Galaxy Resources, the world's fourth-largest maker of lithium carbonate, used in making batteries, will keep its Hong Kong listing options open despite poor market conditions, after Japan's mega-earthquake derailed its listing plan last year.
The Perth, Australia-based and Sydney-listed firm believes mainland-market-savvy investors in Hong Kong have a better appreciation of its 'growth story' compared to investors in Australia, although current low valuations on the Hong Kong market has made a share offer unattractive at present, according to executive director Anthony Tse.
'Our story will get a better following in Hong Kong, because investors familiar with the mainland can easily see the market potential [of lithium batteries in electric bicycles],' Tse said in an interview late last month. Galaxy was listed in Sydney in 2007.
Another factor stalling the need for a hurried resurrection of listing plans, said Tse, was the fact that Galaxy raised US$120 million in April last year through a shares placement to institutional investors in Australia. The placement was made after it dropped its US$200 million Hong Kong listing plan at the eleventh hour a month earlier.
Earlier this month Galaxy announced an all-shares merger with Canada-listed Lithium One, offering the latter's shareholders a 27 per cent price premium for their shares.

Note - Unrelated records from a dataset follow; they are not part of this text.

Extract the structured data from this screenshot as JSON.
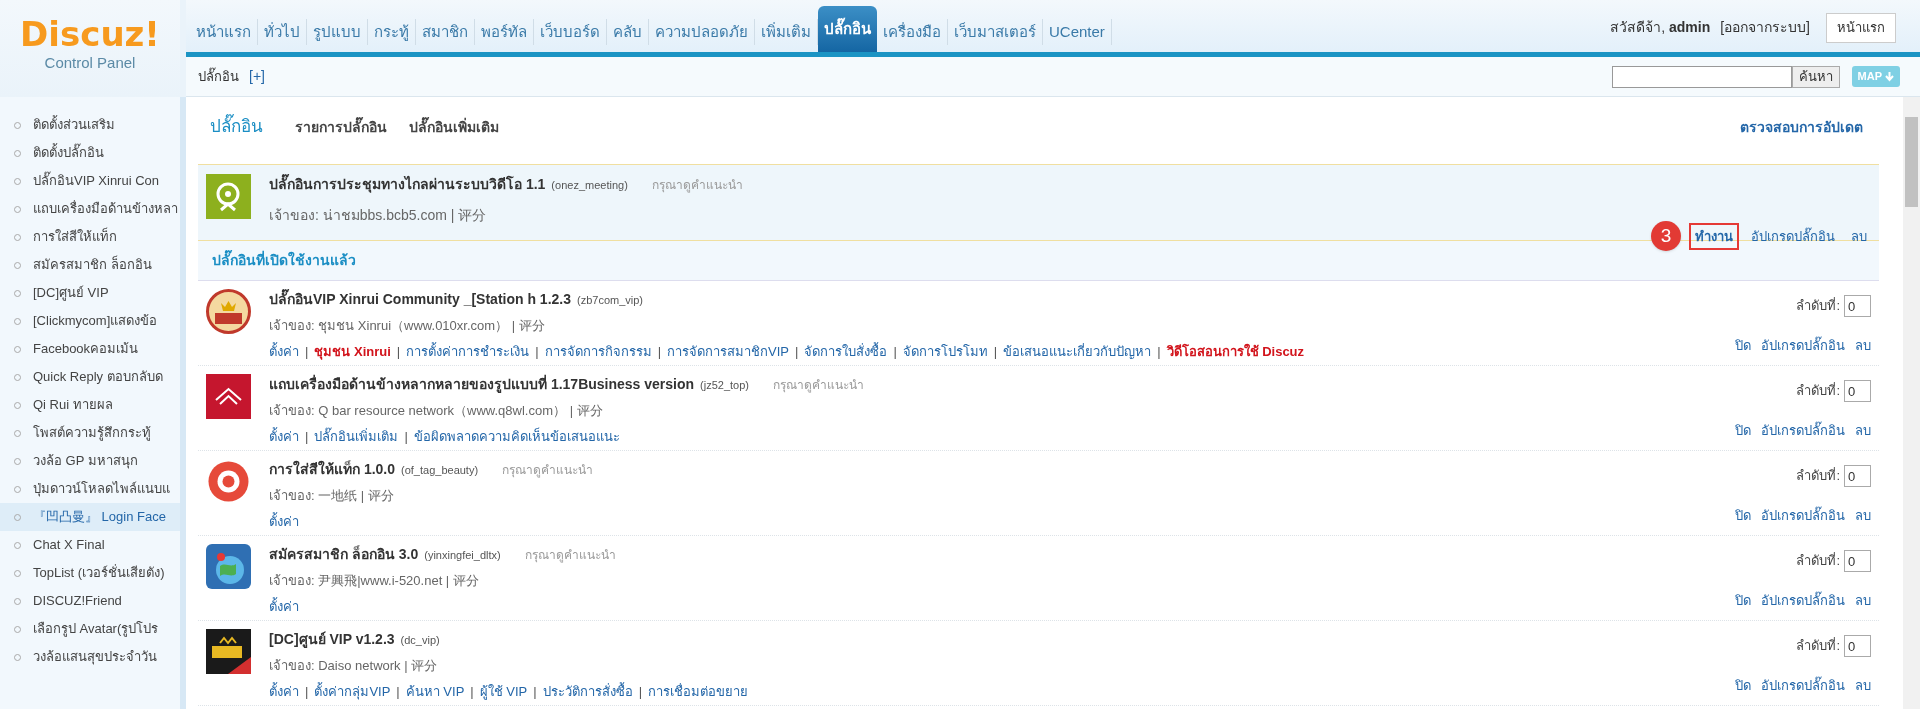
{
  "logo": {
    "title": "Discuz!",
    "subtitle": "Control Panel"
  },
  "nav": [
    {
      "label": "หน้าแรก",
      "selected": false
    },
    {
      "label": "ทั่วไป",
      "selected": false
    },
    {
      "label": "รูปแบบ",
      "selected": false
    },
    {
      "label": "กระทู้",
      "selected": false
    },
    {
      "label": "สมาชิก",
      "selected": false
    },
    {
      "label": "พอร์ทัล",
      "selected": false
    },
    {
      "label": "เว็บบอร์ด",
      "selected": false
    },
    {
      "label": "คลับ",
      "selected": false
    },
    {
      "label": "ความปลอดภัย",
      "selected": false
    },
    {
      "label": "เพิ่มเติม",
      "selected": false
    },
    {
      "label": "ปลั๊กอิน",
      "selected": true
    },
    {
      "label": "เครื่องมือ",
      "selected": false
    },
    {
      "label": "เว็บมาสเตอร์",
      "selected": false
    },
    {
      "label": "UCenter",
      "selected": false
    }
  ],
  "user": {
    "greeting": "สวัสดีจ้า,",
    "name": "admin",
    "logout": "[ออกจากระบบ]",
    "home_button": "หน้าแรก"
  },
  "subbar": {
    "title": "ปลั๊กอิน",
    "add": "[+]",
    "search_button": "ค้นหา",
    "map_button": "MAP"
  },
  "sidebar": [
    {
      "label": "ติดตั้งส่วนเสริม",
      "selected": false
    },
    {
      "label": "ติดตั้งปลั๊กอิน",
      "selected": false
    },
    {
      "label": "ปลั๊กอินVIP Xinrui Con",
      "selected": false
    },
    {
      "label": "แถบเครื่องมือด้านข้างหลา",
      "selected": false
    },
    {
      "label": "การใส่สีให้แท็ก",
      "selected": false
    },
    {
      "label": "สมัครสมาชิก ล็อกอิน",
      "selected": false
    },
    {
      "label": "[DC]ศูนย์ VIP",
      "selected": false
    },
    {
      "label": "[Clickmycom]แสดงข้อ",
      "selected": false
    },
    {
      "label": "Facebookคอมเม้น",
      "selected": false
    },
    {
      "label": "Quick Reply ตอบกลับด",
      "selected": false
    },
    {
      "label": "Qi Rui ทายผล",
      "selected": false
    },
    {
      "label": "โพสต์ความรู้สึกกระทู้",
      "selected": false
    },
    {
      "label": "วงล้อ GP มหาสนุก",
      "selected": false
    },
    {
      "label": "ปุ่มดาวน์โหลดไพล์แนบแ",
      "selected": false
    },
    {
      "label": "『凹凸曼』 Login Face",
      "selected": true
    },
    {
      "label": "Chat X Final",
      "selected": false
    },
    {
      "label": "TopList (เวอร์ชั่นเสียตัง)",
      "selected": false
    },
    {
      "label": "DISCUZ!Friend",
      "selected": false
    },
    {
      "label": "เลือกรูป Avatar(รูปโปร",
      "selected": false
    },
    {
      "label": "วงล้อแสนสุขประจำวัน",
      "selected": false
    }
  ],
  "page_tabs": [
    {
      "label": "ปลั๊กอิน",
      "selected": true
    },
    {
      "label": "รายการปลั๊กอิน",
      "selected": false
    },
    {
      "label": "ปลั๊กอินเพิ่มเติม",
      "selected": false
    }
  ],
  "check_updates": "ตรวจสอบการอัปเดต",
  "separator": "|",
  "disabled_plugins": [
    {
      "title": "ปลั๊กอินการประชุมทางไกลผ่านระบบวิดีโอ 1.1",
      "id": "(onez_meeting)",
      "hint": "กรุณาดูคำแนะนำ",
      "owner": "เจ้าของ: น่าชมbbs.bcb5.com | 评分",
      "actions": [
        {
          "label": "ทำงาน",
          "highlighted": true,
          "callout": "3"
        },
        {
          "label": "อัปเกรดปลั๊กอิน",
          "highlighted": false
        },
        {
          "label": "ลบ",
          "highlighted": false
        }
      ]
    }
  ],
  "enabled_heading": "ปลั๊กอินที่เปิดใช้งานแล้ว",
  "enabled_plugins": [
    {
      "title": "ปลั๊กอินVIP Xinrui Community _[Station h 1.2.3",
      "id": "(zb7com_vip)",
      "owner": "เจ้าของ: ชุมชน Xinrui（www.010xr.com） | 评分",
      "order_label": "ลำดับที่:",
      "order": "0",
      "links": [
        {
          "label": "ตั้งค่า",
          "emphasis": false
        },
        {
          "label": "ชุมชน Xinrui",
          "emphasis": true
        },
        {
          "label": "การตั้งค่าการชำระเงิน",
          "emphasis": false
        },
        {
          "label": "การจัดการกิจกรรม",
          "emphasis": false
        },
        {
          "label": "การจัดการสมาชิกVIP",
          "emphasis": false
        },
        {
          "label": "จัดการใบสั่งซื้อ",
          "emphasis": false
        },
        {
          "label": "จัดการโปรโมท",
          "emphasis": false
        },
        {
          "label": "ข้อเสนอแนะเกี่ยวกับปัญหา",
          "emphasis": false
        },
        {
          "label": "วิดีโอสอนการใช้ Discuz",
          "emphasis": true
        }
      ],
      "actions": [
        "ปิด",
        "อัปเกรดปลั๊กอิน",
        "ลบ"
      ]
    },
    {
      "title": "แถบเครื่องมือด้านข้างหลากหลายของรูปแบบที่ 1.17Business version",
      "id": "(jz52_top)",
      "hint": "กรุณาดูคำแนะนำ",
      "owner": "เจ้าของ: Q bar resource network（www.q8wl.com） | 评分",
      "order_label": "ลำดับที่:",
      "order": "0",
      "links": [
        {
          "label": "ตั้งค่า",
          "emphasis": false
        },
        {
          "label": "ปลั๊กอินเพิ่มเติม",
          "emphasis": false
        },
        {
          "label": "ข้อผิดพลาดความคิดเห็นข้อเสนอแนะ",
          "emphasis": false
        }
      ],
      "actions": [
        "ปิด",
        "อัปเกรดปลั๊กอิน",
        "ลบ"
      ]
    },
    {
      "title": "การใส่สีให้แท็ก 1.0.0",
      "id": "(of_tag_beauty)",
      "hint": "กรุณาดูคำแนะนำ",
      "owner": "เจ้าของ: 一地纸 | 评分",
      "order_label": "ลำดับที่:",
      "order": "0",
      "links": [
        {
          "label": "ตั้งค่า",
          "emphasis": false
        }
      ],
      "actions": [
        "ปิด",
        "อัปเกรดปลั๊กอิน",
        "ลบ"
      ]
    },
    {
      "title": "สมัครสมาชิก ล็อกอิน 3.0",
      "id": "(yinxingfei_dltx)",
      "hint": "กรุณาดูคำแนะนำ",
      "owner": "เจ้าของ: 尹興飛|www.i-520.net | 评分",
      "order_label": "ลำดับที่:",
      "order": "0",
      "links": [
        {
          "label": "ตั้งค่า",
          "emphasis": false
        }
      ],
      "actions": [
        "ปิด",
        "อัปเกรดปลั๊กอิน",
        "ลบ"
      ]
    },
    {
      "title": "[DC]ศูนย์ VIP v1.2.3",
      "id": "(dc_vip)",
      "owner": "เจ้าของ: Daiso network | 评分",
      "order_label": "ลำดับที่:",
      "order": "0",
      "links": [
        {
          "label": "ตั้งค่า",
          "emphasis": false
        },
        {
          "label": "ตั้งค่ากลุ่มVIP",
          "emphasis": false
        },
        {
          "label": "ค้นหา VIP",
          "emphasis": false
        },
        {
          "label": "ผู้ใช้ VIP",
          "emphasis": false
        },
        {
          "label": "ประวัติการสั่งซื้อ",
          "emphasis": false
        },
        {
          "label": "การเชื่อมต่อขยาย",
          "emphasis": false
        }
      ],
      "actions": [
        "ปิด",
        "อัปเกรดปลั๊กอิน",
        "ลบ"
      ]
    }
  ]
}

The merger will allow Galaxy to expand its upstream resources to meet surging downstream demand from the electric bicycle and vehicles market. Before the merger's completion, Galaxy plans to raise US$50 million in Australia by issuing more shares.
Some 29 per cent of lithium consumed last year was in the batteries manufacturing industry, followed by 16 per cent in ceramics, 14 per cent in lubricating greases, and 13 per cent in glass-making, according to Singnumbox. The Chile-based consultancy forecasts global consumption of lithium will grow at an average annual rate of 10 per cent between last year and 2020 to 300,000 tonnes.